Brazilian footballer

Evaldo dos Santos Fabiano (born 18 March 1982), known simply as Evaldo, is a Brazilian former professional footballer who played as a left-back.

==Career==
Evaldo was born in Rio Piracicaba, Minas Gerais. Having started out professionally with Club Athletico Paranaense and Democrata Futebol Clube, he moved to Europe in 2003, as he was purchased by FC Porto in Portugal; he spent most of his only season with their reserves.

In summer 2004, Evaldo was involved in a transfer that brought compatriot Pepe from C.S. Marítimo as he, Antonieliton Ferreira and Tonel all went to Madeira. After a shaky start, he became an undisputed starter.

Evaldo joined S.C. Braga in the 2008 off-season, after four years in Madeira.

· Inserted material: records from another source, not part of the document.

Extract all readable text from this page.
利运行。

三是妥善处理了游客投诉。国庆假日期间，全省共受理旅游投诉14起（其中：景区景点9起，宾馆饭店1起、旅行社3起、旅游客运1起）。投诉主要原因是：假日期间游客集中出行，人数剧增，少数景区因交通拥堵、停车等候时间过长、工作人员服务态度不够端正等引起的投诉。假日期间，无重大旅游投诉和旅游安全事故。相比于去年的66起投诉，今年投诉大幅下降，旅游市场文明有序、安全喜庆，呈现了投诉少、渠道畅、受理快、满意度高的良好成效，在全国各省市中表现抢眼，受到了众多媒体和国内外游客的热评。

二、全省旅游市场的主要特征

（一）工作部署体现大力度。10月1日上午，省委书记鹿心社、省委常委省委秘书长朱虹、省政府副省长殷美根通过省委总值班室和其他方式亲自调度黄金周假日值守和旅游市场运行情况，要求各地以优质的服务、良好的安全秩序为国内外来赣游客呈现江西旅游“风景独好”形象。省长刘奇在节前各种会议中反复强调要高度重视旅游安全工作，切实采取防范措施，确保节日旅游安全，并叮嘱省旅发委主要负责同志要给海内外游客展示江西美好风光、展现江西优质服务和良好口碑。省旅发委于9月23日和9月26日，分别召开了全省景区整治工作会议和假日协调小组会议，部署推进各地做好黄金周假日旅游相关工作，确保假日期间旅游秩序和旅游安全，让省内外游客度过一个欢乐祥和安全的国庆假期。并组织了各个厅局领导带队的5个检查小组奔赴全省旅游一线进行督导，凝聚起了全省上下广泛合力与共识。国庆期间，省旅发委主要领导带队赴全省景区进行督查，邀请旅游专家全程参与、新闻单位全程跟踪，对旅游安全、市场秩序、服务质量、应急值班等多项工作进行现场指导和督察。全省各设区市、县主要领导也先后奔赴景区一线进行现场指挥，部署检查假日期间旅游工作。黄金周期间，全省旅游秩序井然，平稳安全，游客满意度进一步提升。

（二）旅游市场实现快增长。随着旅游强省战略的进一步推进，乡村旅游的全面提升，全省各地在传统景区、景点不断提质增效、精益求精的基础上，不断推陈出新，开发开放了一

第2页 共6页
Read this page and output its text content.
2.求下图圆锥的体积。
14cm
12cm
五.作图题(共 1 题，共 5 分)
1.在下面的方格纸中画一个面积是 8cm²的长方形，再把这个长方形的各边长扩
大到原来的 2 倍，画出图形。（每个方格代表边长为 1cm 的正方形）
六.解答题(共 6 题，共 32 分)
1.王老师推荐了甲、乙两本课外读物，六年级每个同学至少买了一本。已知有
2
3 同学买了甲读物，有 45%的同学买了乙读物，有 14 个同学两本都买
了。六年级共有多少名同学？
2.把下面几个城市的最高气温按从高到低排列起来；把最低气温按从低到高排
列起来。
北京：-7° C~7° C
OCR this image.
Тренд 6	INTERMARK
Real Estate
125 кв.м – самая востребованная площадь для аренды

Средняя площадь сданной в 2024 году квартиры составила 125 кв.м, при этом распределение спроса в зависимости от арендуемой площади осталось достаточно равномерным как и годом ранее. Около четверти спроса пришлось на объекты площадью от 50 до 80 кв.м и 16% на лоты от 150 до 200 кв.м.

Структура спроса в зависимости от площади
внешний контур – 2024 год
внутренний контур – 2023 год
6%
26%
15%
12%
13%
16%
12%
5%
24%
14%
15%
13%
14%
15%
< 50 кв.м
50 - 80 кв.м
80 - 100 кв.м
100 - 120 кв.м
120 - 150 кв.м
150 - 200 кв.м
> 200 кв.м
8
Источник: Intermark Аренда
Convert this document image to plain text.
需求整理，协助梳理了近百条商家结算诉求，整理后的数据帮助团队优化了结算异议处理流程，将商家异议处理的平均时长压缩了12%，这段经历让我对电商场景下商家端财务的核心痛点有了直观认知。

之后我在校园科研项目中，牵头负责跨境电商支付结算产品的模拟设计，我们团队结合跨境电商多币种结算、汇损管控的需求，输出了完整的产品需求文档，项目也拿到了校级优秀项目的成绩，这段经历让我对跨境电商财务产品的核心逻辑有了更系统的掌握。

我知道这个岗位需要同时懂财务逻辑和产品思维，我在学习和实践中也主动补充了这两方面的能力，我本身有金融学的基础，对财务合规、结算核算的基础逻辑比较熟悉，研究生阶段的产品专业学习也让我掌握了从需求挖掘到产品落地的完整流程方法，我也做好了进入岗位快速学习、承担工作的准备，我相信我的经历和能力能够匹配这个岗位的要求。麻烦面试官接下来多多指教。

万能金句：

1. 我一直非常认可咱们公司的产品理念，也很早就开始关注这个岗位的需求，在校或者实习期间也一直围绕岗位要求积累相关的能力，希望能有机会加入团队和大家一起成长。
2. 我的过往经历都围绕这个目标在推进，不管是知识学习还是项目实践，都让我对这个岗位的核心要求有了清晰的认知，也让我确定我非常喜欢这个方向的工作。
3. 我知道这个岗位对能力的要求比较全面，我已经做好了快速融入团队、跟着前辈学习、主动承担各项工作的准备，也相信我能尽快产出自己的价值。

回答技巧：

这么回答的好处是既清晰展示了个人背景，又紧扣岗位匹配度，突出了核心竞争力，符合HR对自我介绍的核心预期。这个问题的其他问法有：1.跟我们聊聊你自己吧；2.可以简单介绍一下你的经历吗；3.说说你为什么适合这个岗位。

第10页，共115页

With no competition in his position, he only missed one Primeira Liga match in his first year, as the Minho side qualified once again for the UEFA Cup.

After helping Braga to its best-ever league finish in the 2009–10 campaign (second), Evaldo joined Sporting CP in June 2010, signing a four-year contract worth €3 million. He made his official debut on 14 August, in a 1–0 away loss against F.C. Paços de Ferreira. On the 26th, he scored a rare goal – and through a header – as the Lions defeated Brøndby IF 3–0 after losing 0–2 at home, thus qualifying for the Europa League's group stage.

On 14 July 2012, Evaldo moved to La Liga club Deportivo de La Coruña in a season-long loan. His first competitive appearance for the Galicians took place on 20 August, as he played the full 90 minutes in a 2–0 home win over CA Osasuna, and played 16 overall games during his spell as the campaign went on to end in relegation, being ironically voted by the fans as Player of the Year.

In July 2014, after one year with Sporting where he was limited to training, Evaldo agreed terms with Gil Vicente FC. The following year, after suffering top-flight relegation, he joined fellow league team Moreirense F.C. on a one-year deal.

Evaldo took his game to the LigaPro on 6 July 2016, with the 34-year-old signing with newcomers C.D. Cova da Piedade. He rarely missed a match during his spell, always spent in that tier.

Evaldo dropped down to the Portuguese third division in July 2019, agreeing to a deal at S.C.U. Torreense. Subsequently, he worked as a player-coach with amateurs AC Malveira.